Après une heure de repos, Neïla retrouva son énergie habituelle. Nous repartîmes vers une nouvelle destination vers trois heures de l'après-midi. Quelques nuages décoraient le ciel azuréen et formaient un halo de blancheur autour du soleil éclatant de lumière. Nous marchions depuis déjà une bonne heure vers l'est de la Forêt quand je décidai de briser le silence de notre marche :
- Où allons-nous ? demandai-je, inhabituellement curieux.

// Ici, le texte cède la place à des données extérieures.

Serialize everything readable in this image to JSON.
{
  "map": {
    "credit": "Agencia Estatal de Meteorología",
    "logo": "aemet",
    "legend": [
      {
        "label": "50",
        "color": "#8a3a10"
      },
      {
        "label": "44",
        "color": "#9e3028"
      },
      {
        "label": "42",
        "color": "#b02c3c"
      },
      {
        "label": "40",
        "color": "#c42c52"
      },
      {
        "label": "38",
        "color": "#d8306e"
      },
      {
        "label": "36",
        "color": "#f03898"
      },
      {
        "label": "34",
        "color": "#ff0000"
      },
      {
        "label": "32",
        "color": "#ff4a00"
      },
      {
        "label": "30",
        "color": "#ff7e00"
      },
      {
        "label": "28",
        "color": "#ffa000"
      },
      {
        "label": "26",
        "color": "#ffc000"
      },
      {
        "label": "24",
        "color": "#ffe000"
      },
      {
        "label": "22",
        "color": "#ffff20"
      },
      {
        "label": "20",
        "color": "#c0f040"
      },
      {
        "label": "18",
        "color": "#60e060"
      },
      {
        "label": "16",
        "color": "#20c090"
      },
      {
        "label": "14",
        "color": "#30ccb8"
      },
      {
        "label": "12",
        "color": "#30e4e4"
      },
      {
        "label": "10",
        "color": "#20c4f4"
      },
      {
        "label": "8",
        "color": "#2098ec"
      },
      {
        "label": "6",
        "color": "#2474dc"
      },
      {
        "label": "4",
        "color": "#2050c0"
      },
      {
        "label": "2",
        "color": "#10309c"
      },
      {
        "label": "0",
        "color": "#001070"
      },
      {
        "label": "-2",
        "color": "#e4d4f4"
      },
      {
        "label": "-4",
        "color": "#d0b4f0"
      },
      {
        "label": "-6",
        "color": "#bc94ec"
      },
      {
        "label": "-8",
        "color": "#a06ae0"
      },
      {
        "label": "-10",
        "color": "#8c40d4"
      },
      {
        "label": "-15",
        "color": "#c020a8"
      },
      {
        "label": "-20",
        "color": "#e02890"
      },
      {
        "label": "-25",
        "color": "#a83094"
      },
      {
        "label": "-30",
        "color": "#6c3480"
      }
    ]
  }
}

Neïla se retourna et me gratifia d'un sourire malicieux.
- Surprise.
Je grommelai comme à mon habitude. Je n'aimais pas les surprises. Elle laissa échapper un petit rire, confirmant mon hypothèse qu'elle le faisait exprès. Je me renfrognai davantage, bougon. Elle cessa de rire et me dit gentiment :
- On arrive bientôt.
Sa voix coulait et était aussi douce que du miel. Chaque son était onctueux et donnait l'impression qu'elle insufflait une force enchanteresse dans chacune de ses paroles. Comme si rien qu'un mot de sa part avait le pouvoir de guérir chaque être vivant, que ce soit un nourrisson, un lion enragé ou même une orchidée.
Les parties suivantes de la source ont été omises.